Even the most health-conscious and diet-driven can struggle with temptation come the holiday season. Whether you’re hosting a fall dinner party or already have a packed social calendar for December, making smart choices can help you to eat healthy during a time of appetizers, gravy and goodies galore. Follow these quick tips to avoid holiday weight gain, while enjoying the season’s festivities:

  • Eat a snack before the party: Before the main event, have a small snack that will help curb your appetite. Protein-packed snacks, like a handful of peanuts, can keep you feeling fuller, longer, plus offer many more health benefits.
  • Indulge in moderation: Make simple swaps and take smaller portions of belt-busting foods. As the host, offer these Seared Shrimp Tortilla Bites over deep-fried shrimp, or Chicken Satay instead of chicken wings for less fat but all the flavour.
  • Fill your (side) plate: When eating buffet-style, use a side or salad plate for main meals. Studies from the Food and Brand Lab at Cornell University showed that participants served themselves 31% more food when using a large bowl versus a smaller one. Hosting the party? The same can be said about serving utensils – the larger the utensil, the larger the portion.

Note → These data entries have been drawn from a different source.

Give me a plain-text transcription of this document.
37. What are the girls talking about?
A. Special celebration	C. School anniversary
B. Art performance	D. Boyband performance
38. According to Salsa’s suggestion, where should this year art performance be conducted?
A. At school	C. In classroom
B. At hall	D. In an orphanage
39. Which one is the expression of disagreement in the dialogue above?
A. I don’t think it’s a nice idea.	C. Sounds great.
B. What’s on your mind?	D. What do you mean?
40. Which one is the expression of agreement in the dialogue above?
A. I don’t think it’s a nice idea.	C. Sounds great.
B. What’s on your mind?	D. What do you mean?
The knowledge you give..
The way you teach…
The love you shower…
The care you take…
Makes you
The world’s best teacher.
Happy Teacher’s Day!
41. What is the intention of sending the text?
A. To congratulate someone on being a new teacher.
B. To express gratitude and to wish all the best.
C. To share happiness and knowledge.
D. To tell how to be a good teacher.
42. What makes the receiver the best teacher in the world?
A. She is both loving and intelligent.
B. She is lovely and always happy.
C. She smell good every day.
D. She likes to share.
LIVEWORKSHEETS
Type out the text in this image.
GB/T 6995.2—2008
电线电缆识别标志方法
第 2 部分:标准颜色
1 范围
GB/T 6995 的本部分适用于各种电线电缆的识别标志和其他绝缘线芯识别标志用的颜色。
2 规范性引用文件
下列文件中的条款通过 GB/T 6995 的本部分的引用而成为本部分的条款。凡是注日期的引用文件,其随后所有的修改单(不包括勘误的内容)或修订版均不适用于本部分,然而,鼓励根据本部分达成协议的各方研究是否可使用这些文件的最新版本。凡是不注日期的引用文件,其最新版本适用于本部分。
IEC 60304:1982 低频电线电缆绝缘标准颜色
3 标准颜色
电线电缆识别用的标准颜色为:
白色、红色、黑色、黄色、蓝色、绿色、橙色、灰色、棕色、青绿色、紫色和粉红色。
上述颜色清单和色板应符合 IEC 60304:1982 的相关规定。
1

  • Lighten up: Skimp on ingredients that pack a caloric punch by using light alternatives. For mashed potatoes, replace the cream with buttermilk or skim milk. Choose a stuffing recipe that features fruits or vegetables to cut down on the bread. And, make sure to include some lower-fat varieties, like goat cheese, on a cheese platter. Fancy things up by crusting it to create an Herb and Peanut Goat Cheese Log or whip up single-serve Goat Cheese Bruschetta Bites.
  • Resist temptation: To encourage the “out of sight, out of mind” principle, freeze any holiday baking that’s been prepped in advance. Cut squares into smaller, bite-sized pieces so guests can enjoy an array of goodies with less guilt.